Swiss suffragist and pacifist activist (1860–1940)

Klara Honegger (29 May 1860 – 11 April 1940) was a Swiss suffragist and pacifist activist. She was co-founder of the Union für Frauenbestrebungen Zürich and a founding member of the Schweizerischen Verbandes für Frauenstimmrecht. She was the leader of the Swiss Central Office for Peace Work and a member of Women's Alliance for the Promotion of International Harmony.

== Early life ==
Honegger was born Zurich, Switzerland in 1860.

== Activism ==
In 1896, Honegger was a co-founder of the Union für Frauenbestrebungen Zürich (Union for Women's Efforts Zurich), and served as president from 1903 to 1911.

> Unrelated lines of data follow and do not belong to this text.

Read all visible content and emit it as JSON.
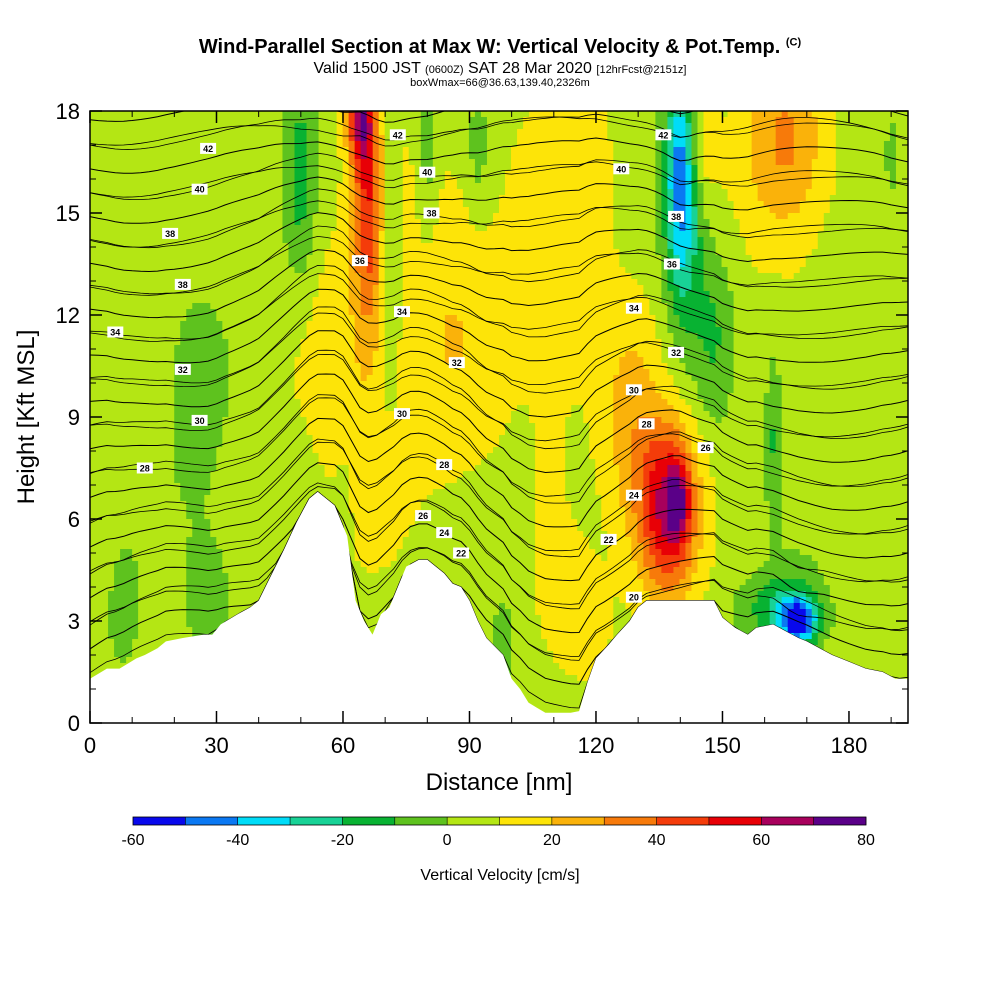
{
  "header": {
    "title": "Wind-Parallel Section at Max W: Vertical Velocity & Pot.Temp.",
    "copyright": "(C)",
    "valid_main1": "Valid 1500 JST",
    "valid_utc": "(0600Z)",
    "valid_main2": "SAT 28 Mar 2020",
    "valid_fcst": "[12hrFcst@2151z]",
    "boxline": "boxWmax=66@36.63,139.40,2326m"
  },
  "chart_data": {
    "type": "heatmap",
    "xlabel": "Distance [nm]",
    "ylabel": "Height [Kft MSL]",
    "xlim": [
      0,
      194
    ],
    "ylim": [
      0,
      18
    ],
    "x_ticks": [
      "0",
      "30",
      "60",
      "90",
      "120",
      "150",
      "180"
    ],
    "y_ticks": [
      "0",
      "3",
      "6",
      "9",
      "12",
      "15",
      "18"
    ],
    "terrain": {
      "x": [
        0,
        4,
        7,
        11,
        13,
        16,
        18,
        22,
        27,
        29,
        31,
        35,
        38,
        40,
        42,
        46,
        49,
        52,
        54,
        58,
        61,
        63,
        65,
        67,
        69,
        71,
        73,
        75,
        78,
        80,
        82,
        84,
        86,
        88,
        90,
        92,
        94,
        98,
        100,
        102,
        104,
        106,
        108,
        110,
        112,
        114,
        116,
        118,
        120,
        123,
        125,
        128,
        130,
        132,
        136,
        140,
        144,
        148,
        150,
        153,
        156,
        158,
        162,
        165,
        168,
        170,
        173,
        176,
        180,
        184,
        188,
        191,
        194
      ],
      "h": [
        1.3,
        1.6,
        1.6,
        1.9,
        2.0,
        2.2,
        2.4,
        2.5,
        2.6,
        2.6,
        2.9,
        3.2,
        3.4,
        3.6,
        4.1,
        5.1,
        5.9,
        6.6,
        6.8,
        6.4,
        5.5,
        3.6,
        3.0,
        2.6,
        3.2,
        3.4,
        4.0,
        4.6,
        4.8,
        4.8,
        4.6,
        4.4,
        4.1,
        4.0,
        3.6,
        3.0,
        2.5,
        2.0,
        1.3,
        1.0,
        0.6,
        0.45,
        0.3,
        0.3,
        0.3,
        0.3,
        0.35,
        1.2,
        1.9,
        2.3,
        2.6,
        3.0,
        3.4,
        3.6,
        3.6,
        3.6,
        3.6,
        3.6,
        3.1,
        2.8,
        2.6,
        2.8,
        2.9,
        2.7,
        2.5,
        2.4,
        2.2,
        2.0,
        1.8,
        1.6,
        1.5,
        1.3,
        1.3
      ]
    },
    "w_features": [
      {
        "x": 66,
        "h": 15.5,
        "sx": 3.5,
        "sy": 4.0,
        "w": 36
      },
      {
        "x": 64,
        "h": 18.0,
        "sx": 3.0,
        "sy": 1.6,
        "w": 48
      },
      {
        "x": 62,
        "h": 10.5,
        "sx": 12,
        "sy": 5.5,
        "w": 12
      },
      {
        "x": 85,
        "h": 12.0,
        "sx": 14,
        "sy": 6.0,
        "w": 14
      },
      {
        "x": 110,
        "h": 13.0,
        "sx": 10,
        "sy": 6.0,
        "w": 12
      },
      {
        "x": 115,
        "h": 3.0,
        "sx": 8,
        "sy": 2.0,
        "w": 14
      },
      {
        "x": 120,
        "h": 16.0,
        "sx": 6,
        "sy": 3.0,
        "w": 10
      },
      {
        "x": 137,
        "h": 6.3,
        "sx": 7,
        "sy": 2.6,
        "w": 58
      },
      {
        "x": 139.5,
        "h": 6.5,
        "sx": 2.5,
        "sy": 1.1,
        "w": 30
      },
      {
        "x": 128,
        "h": 8.5,
        "sx": 7,
        "sy": 4.0,
        "w": 18
      },
      {
        "x": 165,
        "h": 17.0,
        "sx": 10,
        "sy": 3.0,
        "w": 30
      },
      {
        "x": 145,
        "h": 17.0,
        "sx": 4,
        "sy": 1.5,
        "w": 12
      },
      {
        "x": 157,
        "h": 9.0,
        "sx": 4,
        "sy": 4.0,
        "w": 6
      },
      {
        "x": 50,
        "h": 16.0,
        "sx": 3.5,
        "sy": 3.0,
        "w": -18
      },
      {
        "x": 71,
        "h": 14.0,
        "sx": 2.5,
        "sy": 4.0,
        "w": -15
      },
      {
        "x": 80,
        "h": 16.5,
        "sx": 2.5,
        "sy": 2.5,
        "w": -14
      },
      {
        "x": 92,
        "h": 17.0,
        "sx": 2.5,
        "sy": 2.0,
        "w": -12
      },
      {
        "x": 140,
        "h": 16.5,
        "sx": 3.5,
        "sy": 2.8,
        "w": -42
      },
      {
        "x": 141,
        "h": 14.0,
        "sx": 4.5,
        "sy": 3.0,
        "w": -22
      },
      {
        "x": 148,
        "h": 11.5,
        "sx": 4.5,
        "sy": 2.5,
        "w": -12
      },
      {
        "x": 162,
        "h": 8.5,
        "sx": 2.2,
        "sy": 2.5,
        "w": -16
      },
      {
        "x": 168,
        "h": 3.0,
        "sx": 4.5,
        "sy": 0.7,
        "w": -58
      },
      {
        "x": 163,
        "h": 3.4,
        "sx": 9,
        "sy": 1.0,
        "w": -22
      },
      {
        "x": 25,
        "h": 9.0,
        "sx": 6,
        "sy": 3.0,
        "w": -10
      },
      {
        "x": 28,
        "h": 4.0,
        "sx": 6,
        "sy": 2.0,
        "w": -10
      },
      {
        "x": 8,
        "h": 2.5,
        "sx": 5,
        "sy": 2.0,
        "w": -6
      },
      {
        "x": 60,
        "h": 6.5,
        "sx": 2,
        "sy": 1.5,
        "w": -6
      },
      {
        "x": 98,
        "h": 2.5,
        "sx": 3,
        "sy": 1.5,
        "w": -8
      },
      {
        "x": 190,
        "h": 16.5,
        "sx": 3,
        "sy": 2.0,
        "w": -8
      }
    ],
    "theta_levels": [
      "20",
      "22",
      "24",
      "26",
      "28",
      "30",
      "32",
      "34",
      "36",
      "38",
      "40",
      "42"
    ],
    "contour_labels": [
      {
        "text": "42",
        "x": 28,
        "h": 16.9
      },
      {
        "text": "40",
        "x": 26,
        "h": 15.7
      },
      {
        "text": "38",
        "x": 19,
        "h": 14.4
      },
      {
        "text": "38",
        "x": 22,
        "h": 12.9
      },
      {
        "text": "34",
        "x": 6,
        "h": 11.5
      },
      {
        "text": "32",
        "x": 22,
        "h": 10.4
      },
      {
        "text": "30",
        "x": 26,
        "h": 8.9
      },
      {
        "text": "28",
        "x": 13,
        "h": 7.5
      },
      {
        "text": "42",
        "x": 73,
        "h": 17.3
      },
      {
        "text": "40",
        "x": 80,
        "h": 16.2
      },
      {
        "text": "38",
        "x": 81,
        "h": 15.0
      },
      {
        "text": "36",
        "x": 64,
        "h": 13.6
      },
      {
        "text": "34",
        "x": 74,
        "h": 12.1
      },
      {
        "text": "32",
        "x": 87,
        "h": 10.6
      },
      {
        "text": "30",
        "x": 74,
        "h": 9.1
      },
      {
        "text": "28",
        "x": 84,
        "h": 7.6
      },
      {
        "text": "26",
        "x": 79,
        "h": 6.1
      },
      {
        "text": "24",
        "x": 84,
        "h": 5.6
      },
      {
        "text": "22",
        "x": 88,
        "h": 5.0
      },
      {
        "text": "42",
        "x": 136,
        "h": 17.3
      },
      {
        "text": "40",
        "x": 126,
        "h": 16.3
      },
      {
        "text": "38",
        "x": 139,
        "h": 14.9
      },
      {
        "text": "36",
        "x": 138,
        "h": 13.5
      },
      {
        "text": "34",
        "x": 129,
        "h": 12.2
      },
      {
        "text": "32",
        "x": 139,
        "h": 10.9
      },
      {
        "text": "30",
        "x": 129,
        "h": 9.8
      },
      {
        "text": "28",
        "x": 132,
        "h": 8.8
      },
      {
        "text": "26",
        "x": 146,
        "h": 8.1
      },
      {
        "text": "24",
        "x": 129,
        "h": 6.7
      },
      {
        "text": "22",
        "x": 123,
        "h": 5.4
      },
      {
        "text": "20",
        "x": 129,
        "h": 3.7
      }
    ]
  },
  "colorbar": {
    "label": "Vertical Velocity [cm/s]",
    "ticks": [
      "-60",
      "-40",
      "-20",
      "0",
      "20",
      "40",
      "60",
      "80"
    ],
    "bins": [
      -60,
      -50,
      -40,
      -30,
      -20,
      -10,
      0,
      10,
      20,
      30,
      40,
      50,
      60,
      70,
      80
    ],
    "colors": [
      "#0808ec",
      "#0a78f2",
      "#00dcf8",
      "#18d296",
      "#08b232",
      "#5ec21e",
      "#b4e614",
      "#fde408",
      "#fab20a",
      "#f77a0a",
      "#f43c0a",
      "#e80006",
      "#a8005c",
      "#5a0088"
    ]
  }
}
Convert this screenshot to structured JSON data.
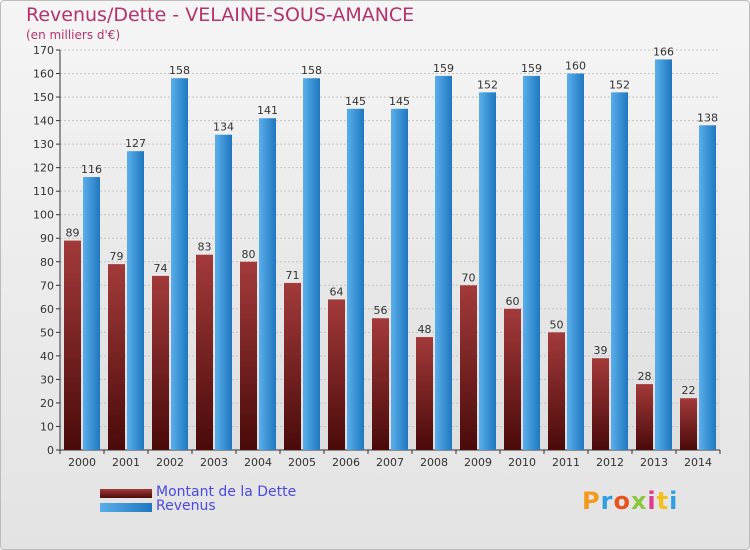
{
  "header": {
    "title": "Revenus/Dette - VELAINE-SOUS-AMANCE",
    "subtitle": "(en milliers d'€)"
  },
  "legend": {
    "items": [
      {
        "label": "Montant de la Dette"
      },
      {
        "label": "Revenus"
      }
    ]
  },
  "logo": {
    "text": "Proxiti"
  },
  "colors": {
    "dette_dark": "#4a0a0a",
    "dette_light": "#a33a3a",
    "revenus_dark": "#1f77c0",
    "revenus_light": "#5aaeea",
    "title": "#b5336a",
    "legend_text": "#4a4ae0"
  },
  "chart_data": {
    "type": "bar",
    "title": "Revenus/Dette - VELAINE-SOUS-AMANCE",
    "ylabel": "(en milliers d'€)",
    "xlabel": "",
    "categories": [
      "2000",
      "2001",
      "2002",
      "2003",
      "2004",
      "2005",
      "2006",
      "2007",
      "2008",
      "2009",
      "2010",
      "2011",
      "2012",
      "2013",
      "2014"
    ],
    "series": [
      {
        "name": "Montant de la Dette",
        "values": [
          89,
          79,
          74,
          83,
          80,
          71,
          64,
          56,
          48,
          70,
          60,
          50,
          39,
          28,
          22
        ]
      },
      {
        "name": "Revenus",
        "values": [
          116,
          127,
          158,
          134,
          141,
          158,
          145,
          145,
          159,
          152,
          159,
          160,
          152,
          166,
          138
        ]
      }
    ],
    "ylim": [
      0,
      170
    ],
    "ytick_step": 10,
    "grid": true,
    "legend_position": "bottom-left"
  }
}
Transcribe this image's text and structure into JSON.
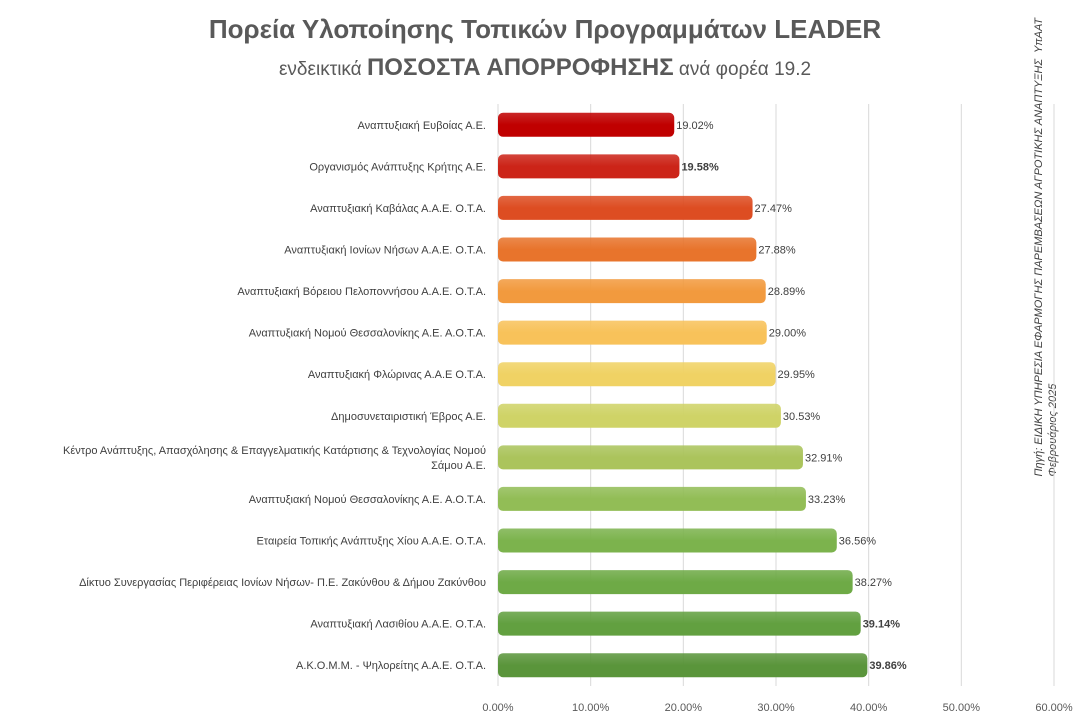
{
  "chart_data": {
    "type": "bar",
    "orientation": "horizontal",
    "title": "Πορεία Υλοποίησης Τοπικών Προγραμμάτων  LEADER",
    "subtitle": {
      "prefix": "ενδεικτικά ",
      "emphasis": "ΠΟΣΟΣΤΑ ΑΠΟΡΡΟΦΗΣΗΣ",
      "suffix": " ανά φορέα 19.2"
    },
    "source_note": "Πηγή: ΕΙΔΙΚΗ ΥΠΗΡΕΣΙΑ ΕΦΑΡΜΟΓΗΣ ΠΑΡΕΜΒΑΣΕΩΝ ΑΓΡΟΤΙΚΗΣ ΑΝΑΠΤΥΞΗΣ  ΥπΑΑΤ\nΦεβρουάριος 2025",
    "categories": [
      [
        "Αναπτυξιακή Ευβοίας Α.Ε."
      ],
      [
        "Οργανισμός Ανάπτυξης Κρήτης Α.Ε."
      ],
      [
        "Αναπτυξιακή Καβάλας Α.Α.Ε. Ο.Τ.Α."
      ],
      [
        "Αναπτυξιακή Ιονίων Νήσων Α.Α.Ε. Ο.Τ.Α."
      ],
      [
        "Αναπτυξιακή Βόρειου Πελοποννήσου Α.Α.Ε. Ο.Τ.Α."
      ],
      [
        "Αναπτυξιακή Νομού Θεσσαλονίκης Α.Ε. Α.Ο.Τ.Α."
      ],
      [
        "Αναπτυξιακή Φλώρινας Α.Α.Ε Ο.Τ.Α."
      ],
      [
        "Δημοσυνεταιριστική Έβρος Α.Ε."
      ],
      [
        "Κέντρο Ανάπτυξης, Απασχόλησης & Επαγγελματικής Κατάρτισης & Τεχνολογίας Νομού",
        "Σάμου Α.Ε."
      ],
      [
        "Αναπτυξιακή Νομού Θεσσαλονίκης Α.Ε. Α.Ο.Τ.Α."
      ],
      [
        "Εταιρεία Τοπικής Ανάπτυξης Χίου Α.Α.Ε. Ο.Τ.Α."
      ],
      [
        "Δίκτυο Συνεργασίας Περιφέρειας Ιονίων Νήσων- Π.Ε. Ζακύνθου & Δήμου Ζακύνθου"
      ],
      [
        "Αναπτυξιακή Λασιθίου Α.Α.Ε. Ο.Τ.Α."
      ],
      [
        "Α.Κ.Ο.Μ.Μ. - Ψηλορείτης Α.Α.Ε. Ο.Τ.Α."
      ]
    ],
    "values": [
      19.02,
      19.58,
      27.47,
      27.88,
      28.89,
      29.0,
      29.95,
      30.53,
      32.91,
      33.23,
      36.56,
      38.27,
      39.14,
      39.86
    ],
    "value_labels": [
      "19.02%",
      "19.58%",
      "27.47%",
      "27.88%",
      "28.89%",
      "29.00%",
      "29.95%",
      "30.53%",
      "32.91%",
      "33.23%",
      "36.56%",
      "38.27%",
      "39.14%",
      "39.86%"
    ],
    "bold_labels": [
      1,
      12,
      13
    ],
    "colors": [
      "#c00000",
      "#cc2418",
      "#dd4d22",
      "#e8742c",
      "#f29a3e",
      "#f8c25a",
      "#f0d264",
      "#cfd367",
      "#abc45c",
      "#92bd56",
      "#7cb34d",
      "#6eaa46",
      "#62a040",
      "#5a953b"
    ],
    "xlim": [
      0,
      60
    ],
    "xticks": [
      "0.00%",
      "10.00%",
      "20.00%",
      "30.00%",
      "40.00%",
      "50.00%",
      "60.00%"
    ],
    "grid": true
  }
}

As a campaigner for women's suffrage, Honegger gave speeches in urban and rural areas of Switzerland. In 1909, Honegger was a founding member of the Schweizerischen Verbandes für Frauenstimmrecht (Swiss Association for Women's Suffrage). That year she was also a delegate to the International Woman Suffrage Alliance in London, and in Stockholm 1911, both with Carrie Chapman Catt presiding.

Honegger joined the peace movement in 1915. She was the leader of the Swiss Central Office for Peace Work and a member of Women's Alliance for the Promotion of International Harmony. From 1933, she worked in the Women and Democracy Working Group.

== Death ==
She died in 1940 in Zurich, Switzerland, aged 79.